The second strategy, analyze the PCCC measure, share key findings with Family Planning network, and promote data-driven decision-making, will focus on evaluating the client-centeredness of contraceptive counseling within MDHHS’s Family Planning network and supporting continuous quality improvement of the client experience, as needed. In FY 2025, MDHHS will analyze the PCCC measure to assess contraceptive counseling strengths and disparities at the program and local agency levels. Key findings and implications for practice will be shared with the Family Planning network and partners via the program’s Advisory Council meeting and other standing meetings. At a minimum, MDHHS will utilize key findings to inform its annual training plan to support client-centered contraceptive counseling across the Family Planning provider network.

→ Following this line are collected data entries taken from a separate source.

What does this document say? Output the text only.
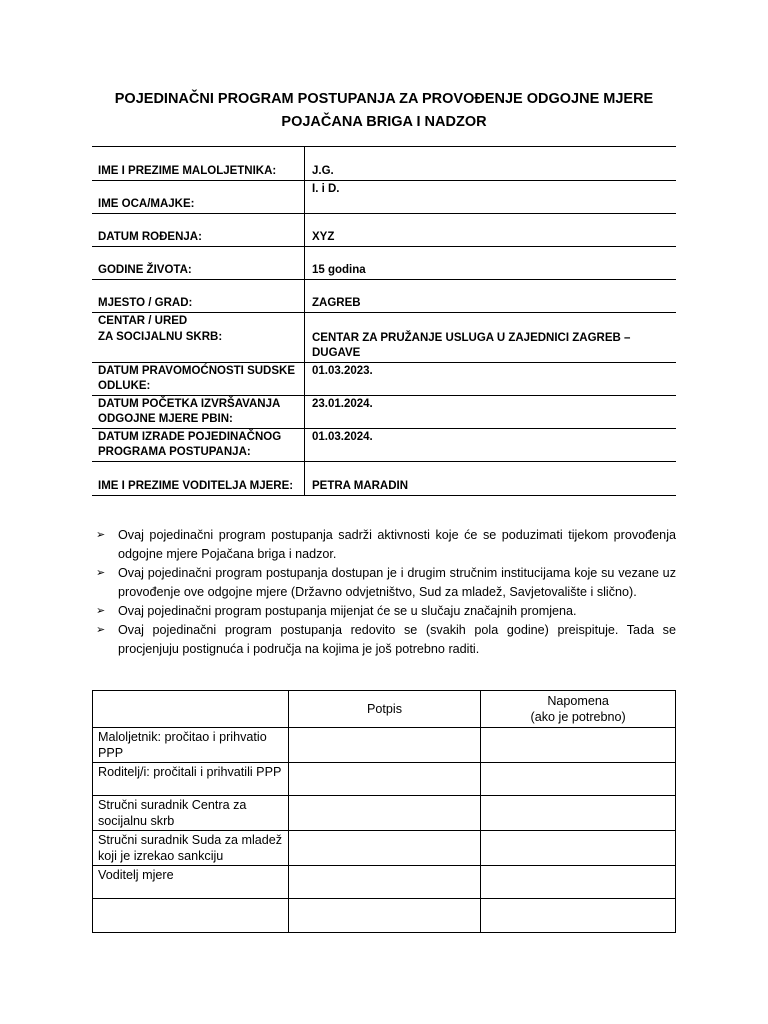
POJEDINAČNI PROGRAM POSTUPANJA ZA PROVOĐENJE ODGOJNE MJERE
POJAČANA BRIGA I NADZOR
IME I PREZIME MALOLJETNIKA:	J.G.
IME OCA/MAJKE:
I. i D.
DATUM ROĐENJA:	XYZ
GODINE ŽIVOTA:	15 godina
MJESTO / GRAD:	ZAGREB
CENTAR / URED
ZA SOCIJALNU SKRB:	CENTAR ZA PRUŽANJE USLUGA U ZAJEDNICI ZAGREB – DUGAVE
DATUM PRAVOMOĆNOSTI SUDSKE ODLUKE:
01.03.2023.
DATUM POČETKA IZVRŠAVANJA ODGOJNE MJERE PBIN:
23.01.2024.
DATUM IZRADE POJEDINAČNOG PROGRAMA POSTUPANJA:
01.03.2024.
IME I PREZIME VODITELJA MJERE:	PETRA MARADIN
➢	Ovaj pojedinačni program postupanja sadrži aktivnosti koje će se poduzimati tijekom provođenja odgojne mjere Pojačana briga i nadzor.
➢	Ovaj pojedinačni program postupanja dostupan je i drugim stručnim institucijama koje su vezane uz provođenje ove odgojne mjere (Državno odvjetništvo, Sud za mladež, Savjetovalište i slično).
➢	Ovaj pojedinačni program postupanja mijenjat će se u slučaju značajnih promjena.
➢	Ovaj pojedinačni program postupanja redovito se (svakih pola godine) preispituje. Tada se procjenjuju postignuća i područja na kojima je još potrebno raditi.
	Potpis	Napomena
(ako je potrebno)

Maloljetnik: pročitao i prihvatio PPP		
Roditelj/i: pročitali i prihvatili PPP		
Stručni suradnik Centra za socijalnu skrb		
Stručni suradnik Suda za mladež koji je izrekao sankciju		
Voditelj mjere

MDHHS will offer technical assistance to local Family Planning agencies on utilizing quality improvement techniques to address disparities in quality of contraceptive care and improve the client experience, as needed.
The third strategy is to promote MDHHS’s updated Contraceptive Counseling Modules with Family Planning network, other healthcare providers, and related public health programs (i.e., home visitors). This strategy will focus on reaching a broad audience of healthcare providers and public health professionals to encourage the utilization of contraceptive counseling best practices. Client-centered contraceptive counseling techniques assist clients with identifying a method that best fits their needs and preferences, free from coercion. Contraceptive methods that meet client preferences are more likely to be used correctly and consistently. In FY 2025, MDHHS will utilize program (i.e., newsletter) and partner (i.e., listserv) communication mechanisms to promote its updated Contraceptive Counseling Modules with its Family Planning network, other healthcare providers, and staff in related public health programs. Continuing education credits will be offered to incentivize participation. MDHHS will monitor module completion rates and participant satisfaction on a quarterly basis.
[1] Michigan Resident Live Birth Files; MDHHS Division of Vital Records and Health Statistics. Maternal and Infant Health program staff use Michigan Vital Records data more regularly than NVSS data, as the Michigan data are accessible on a more immediate and regular basis.
[3] Michigan is increasingly adopting a health equity framework for MCH outcomes. Utilizing only 1-2 years of race-stratified data from NVSS reduced opportunities to regularly review how these rates were changing for Women of Color and White mothers in Michigan; therefore, Michigan Vital Records data were utilized.
[4] Michigan Department of Health and Human Services, Division for Vital Records and Health Statistics, Resident Death Files, 2016-2020.